Eksplorasi Rasa Nyeri: Puisi ini menggambarkan rasa nyeri dan kekesalan yang mendalam. Pengulangan frasa "nyeri di tulang, berhari-hari" dan "bilur di punggung" menciptakan gambaran nyata tentang pengalaman fisik yang menyakitkan akibat tindakan atau penindasan yang mungkin dialami penyair.

Kontras Antara Nama dan Tindakan: Puisi ini menciptakan kontras tajam antara nama dan tindakan. Nama yang disebutkan dalam puisi tidak dijelaskan, tetapi mereka mewakili orang-orang yang bertanggung jawab atas tindakan penindasan dan pelanggaran hak asasi manusia. Puisi ini mencoba untuk mencoreng dan mengotori nama-nama ini, menunjukkan ketidakpuasan dan kemarahan penyair terhadap mereka.

Suara Perlawanan: Dalam puisi ini, penyair dengan tegas menyatakan bahwa suara rakyat adalah suara Tuhan dan tidak dapat dibungkam oleh kekuasaan atau peluru. Puisi ini menekankan bahwa perlawanan akan terus berkobar, bahkan jika penguasa menggunakan kekuatan dan pidato retorika. Suara rakyat adalah kekuatan yang tak terbendung, dan penindasan tidak akan mampu memadamkannya.
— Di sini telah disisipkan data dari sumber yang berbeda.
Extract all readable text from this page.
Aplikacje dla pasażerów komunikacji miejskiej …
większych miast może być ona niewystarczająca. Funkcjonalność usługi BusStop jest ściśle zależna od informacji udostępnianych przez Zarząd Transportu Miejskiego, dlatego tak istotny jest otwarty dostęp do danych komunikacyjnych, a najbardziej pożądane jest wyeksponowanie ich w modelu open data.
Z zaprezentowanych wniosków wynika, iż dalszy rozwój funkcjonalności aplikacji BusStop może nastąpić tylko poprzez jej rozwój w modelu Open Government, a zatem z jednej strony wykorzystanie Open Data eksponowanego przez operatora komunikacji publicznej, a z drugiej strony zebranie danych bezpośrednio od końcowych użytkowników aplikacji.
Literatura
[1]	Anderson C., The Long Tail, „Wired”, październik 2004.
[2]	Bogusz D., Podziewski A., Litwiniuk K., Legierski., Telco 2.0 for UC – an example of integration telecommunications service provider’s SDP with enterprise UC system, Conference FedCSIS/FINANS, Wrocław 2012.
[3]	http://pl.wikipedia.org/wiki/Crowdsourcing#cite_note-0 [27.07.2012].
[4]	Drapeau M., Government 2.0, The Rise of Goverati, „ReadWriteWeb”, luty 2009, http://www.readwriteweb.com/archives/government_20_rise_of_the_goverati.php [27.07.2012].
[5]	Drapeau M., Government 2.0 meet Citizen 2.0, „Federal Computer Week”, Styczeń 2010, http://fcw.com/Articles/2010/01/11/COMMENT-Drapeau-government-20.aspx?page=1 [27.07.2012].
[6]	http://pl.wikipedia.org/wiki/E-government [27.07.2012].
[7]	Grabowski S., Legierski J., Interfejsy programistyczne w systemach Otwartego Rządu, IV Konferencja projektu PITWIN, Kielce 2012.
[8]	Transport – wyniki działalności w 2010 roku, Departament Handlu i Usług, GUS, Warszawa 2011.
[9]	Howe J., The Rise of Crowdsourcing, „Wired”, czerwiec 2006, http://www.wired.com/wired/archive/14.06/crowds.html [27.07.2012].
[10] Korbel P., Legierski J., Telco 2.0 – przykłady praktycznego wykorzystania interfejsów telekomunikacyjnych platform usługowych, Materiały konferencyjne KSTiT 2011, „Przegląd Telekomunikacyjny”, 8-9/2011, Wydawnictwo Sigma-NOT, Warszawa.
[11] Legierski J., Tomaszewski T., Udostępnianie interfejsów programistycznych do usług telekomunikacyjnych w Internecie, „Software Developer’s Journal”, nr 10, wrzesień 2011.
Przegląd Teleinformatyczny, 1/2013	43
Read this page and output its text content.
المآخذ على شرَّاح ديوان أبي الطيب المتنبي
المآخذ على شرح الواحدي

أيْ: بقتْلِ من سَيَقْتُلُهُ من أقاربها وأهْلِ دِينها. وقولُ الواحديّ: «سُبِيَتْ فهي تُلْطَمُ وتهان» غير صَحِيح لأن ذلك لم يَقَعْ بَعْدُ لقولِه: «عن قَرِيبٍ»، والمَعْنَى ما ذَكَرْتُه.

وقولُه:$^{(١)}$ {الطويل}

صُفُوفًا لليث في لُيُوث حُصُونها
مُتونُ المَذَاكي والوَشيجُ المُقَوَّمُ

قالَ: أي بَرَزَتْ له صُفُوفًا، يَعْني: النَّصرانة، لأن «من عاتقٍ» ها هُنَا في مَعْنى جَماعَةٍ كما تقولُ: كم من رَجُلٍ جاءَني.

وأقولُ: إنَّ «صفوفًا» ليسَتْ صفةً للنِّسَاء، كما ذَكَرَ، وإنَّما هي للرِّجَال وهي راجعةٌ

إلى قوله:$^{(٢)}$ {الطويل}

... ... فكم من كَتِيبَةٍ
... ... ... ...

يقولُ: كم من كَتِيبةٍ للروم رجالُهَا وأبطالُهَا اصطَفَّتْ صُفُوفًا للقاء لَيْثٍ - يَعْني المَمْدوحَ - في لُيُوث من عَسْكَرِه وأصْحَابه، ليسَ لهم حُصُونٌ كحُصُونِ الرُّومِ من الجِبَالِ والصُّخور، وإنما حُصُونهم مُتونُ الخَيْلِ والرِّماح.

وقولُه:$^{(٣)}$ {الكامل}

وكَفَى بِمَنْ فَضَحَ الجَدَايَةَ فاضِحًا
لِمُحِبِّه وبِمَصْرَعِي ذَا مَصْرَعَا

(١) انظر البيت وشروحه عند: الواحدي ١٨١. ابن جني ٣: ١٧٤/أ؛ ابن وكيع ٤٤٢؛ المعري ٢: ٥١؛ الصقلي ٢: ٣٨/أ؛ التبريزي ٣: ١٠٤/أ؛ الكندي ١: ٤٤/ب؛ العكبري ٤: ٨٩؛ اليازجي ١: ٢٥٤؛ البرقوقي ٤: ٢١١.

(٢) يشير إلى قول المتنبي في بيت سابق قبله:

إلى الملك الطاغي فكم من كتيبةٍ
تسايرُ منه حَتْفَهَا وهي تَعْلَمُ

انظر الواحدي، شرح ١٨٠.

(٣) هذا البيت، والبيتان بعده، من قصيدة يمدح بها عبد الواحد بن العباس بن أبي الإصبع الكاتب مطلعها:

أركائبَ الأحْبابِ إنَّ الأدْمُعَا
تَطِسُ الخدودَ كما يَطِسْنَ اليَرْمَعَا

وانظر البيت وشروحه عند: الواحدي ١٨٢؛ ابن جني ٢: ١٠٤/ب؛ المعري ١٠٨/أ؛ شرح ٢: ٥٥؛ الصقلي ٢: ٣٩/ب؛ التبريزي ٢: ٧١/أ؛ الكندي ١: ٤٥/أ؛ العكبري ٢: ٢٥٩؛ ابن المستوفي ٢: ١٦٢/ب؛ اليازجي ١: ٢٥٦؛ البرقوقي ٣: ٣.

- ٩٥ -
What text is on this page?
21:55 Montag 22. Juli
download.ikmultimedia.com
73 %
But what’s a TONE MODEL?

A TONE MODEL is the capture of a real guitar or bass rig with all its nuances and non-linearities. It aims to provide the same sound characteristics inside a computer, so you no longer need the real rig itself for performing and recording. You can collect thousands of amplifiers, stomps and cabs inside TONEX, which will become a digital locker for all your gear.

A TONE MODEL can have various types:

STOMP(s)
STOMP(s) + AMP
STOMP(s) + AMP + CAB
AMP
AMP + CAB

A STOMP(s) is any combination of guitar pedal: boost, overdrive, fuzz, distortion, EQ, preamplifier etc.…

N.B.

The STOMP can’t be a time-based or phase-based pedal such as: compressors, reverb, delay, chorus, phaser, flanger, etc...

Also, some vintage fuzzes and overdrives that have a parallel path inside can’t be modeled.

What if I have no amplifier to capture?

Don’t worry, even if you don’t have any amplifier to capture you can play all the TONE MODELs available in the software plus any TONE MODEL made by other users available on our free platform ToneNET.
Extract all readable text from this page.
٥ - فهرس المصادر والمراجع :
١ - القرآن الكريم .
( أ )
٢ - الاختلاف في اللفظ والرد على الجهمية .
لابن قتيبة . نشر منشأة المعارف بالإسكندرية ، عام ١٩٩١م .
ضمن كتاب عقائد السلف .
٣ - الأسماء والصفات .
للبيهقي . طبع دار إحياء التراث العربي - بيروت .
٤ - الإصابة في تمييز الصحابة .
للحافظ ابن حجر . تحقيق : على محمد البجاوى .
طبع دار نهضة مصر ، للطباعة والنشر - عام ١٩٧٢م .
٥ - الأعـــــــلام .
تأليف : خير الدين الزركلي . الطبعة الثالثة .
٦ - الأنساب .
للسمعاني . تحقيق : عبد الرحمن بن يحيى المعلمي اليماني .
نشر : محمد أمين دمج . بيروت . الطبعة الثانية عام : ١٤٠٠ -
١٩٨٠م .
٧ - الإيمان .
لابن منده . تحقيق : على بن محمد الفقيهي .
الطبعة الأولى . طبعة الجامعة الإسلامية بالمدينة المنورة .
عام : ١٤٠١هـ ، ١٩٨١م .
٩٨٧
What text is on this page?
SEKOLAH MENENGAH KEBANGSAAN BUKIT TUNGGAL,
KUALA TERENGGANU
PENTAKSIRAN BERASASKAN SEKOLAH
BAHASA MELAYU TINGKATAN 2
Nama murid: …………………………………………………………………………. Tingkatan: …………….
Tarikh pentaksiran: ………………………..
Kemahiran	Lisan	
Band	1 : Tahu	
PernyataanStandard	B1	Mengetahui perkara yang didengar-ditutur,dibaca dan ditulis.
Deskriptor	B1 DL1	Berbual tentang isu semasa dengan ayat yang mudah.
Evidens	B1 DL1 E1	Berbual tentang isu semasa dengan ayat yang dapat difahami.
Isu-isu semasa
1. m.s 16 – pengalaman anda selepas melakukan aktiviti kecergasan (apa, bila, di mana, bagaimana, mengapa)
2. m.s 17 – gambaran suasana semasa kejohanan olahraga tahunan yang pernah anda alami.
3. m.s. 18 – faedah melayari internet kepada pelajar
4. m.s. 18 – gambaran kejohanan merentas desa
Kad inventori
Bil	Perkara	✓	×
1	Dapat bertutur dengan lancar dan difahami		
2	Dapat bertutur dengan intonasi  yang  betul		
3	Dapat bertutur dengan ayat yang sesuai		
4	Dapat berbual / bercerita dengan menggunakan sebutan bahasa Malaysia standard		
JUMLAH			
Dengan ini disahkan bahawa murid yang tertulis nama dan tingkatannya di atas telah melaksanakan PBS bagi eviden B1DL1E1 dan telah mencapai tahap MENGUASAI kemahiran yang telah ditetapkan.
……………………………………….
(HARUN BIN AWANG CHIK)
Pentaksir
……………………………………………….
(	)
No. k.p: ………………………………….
Penggunaan Metafora: Penyair menggunakan metafora yang kuat untuk menyampaikan pesannya. Penggunaan "1.000 mobil pemadam kebakaran" dan "1.000 pengeras suara" adalah simbol dari upaya penguasa untuk meredam suara perlawanan. Namun, penyair dengan tegas menyatakan bahwa upaya tersebut akan gagal.

Puisi "Ujung Rambut Ujung Kuku" adalah sebuah karya yang menggambarkan perasaan penyair terhadap penindasan dan pelanggaran hak asasi manusia. Puisi ini merayakan kekuatan suara rakyat dan mengingatkan kita akan pentingnya perlawanan terhadap ketidakadilan.

Wiji Thukul
Puisi: Ujung Rambut Ujung Kuku
Karya: Wiji Thukul

Biodata Wiji Thukul:
  • Wiji Thukul (nama asli Wiji Widodo) lahir pada tanggal 26 Agustus 1963 di Solo, Jawa Tengah.
  • Wiji Thukul menghilang sejak tahun 1998 dan sampai sekarang tidak diketahui keberadaannya (dinyatakan hilang dengan dugaan diculik oleh militer).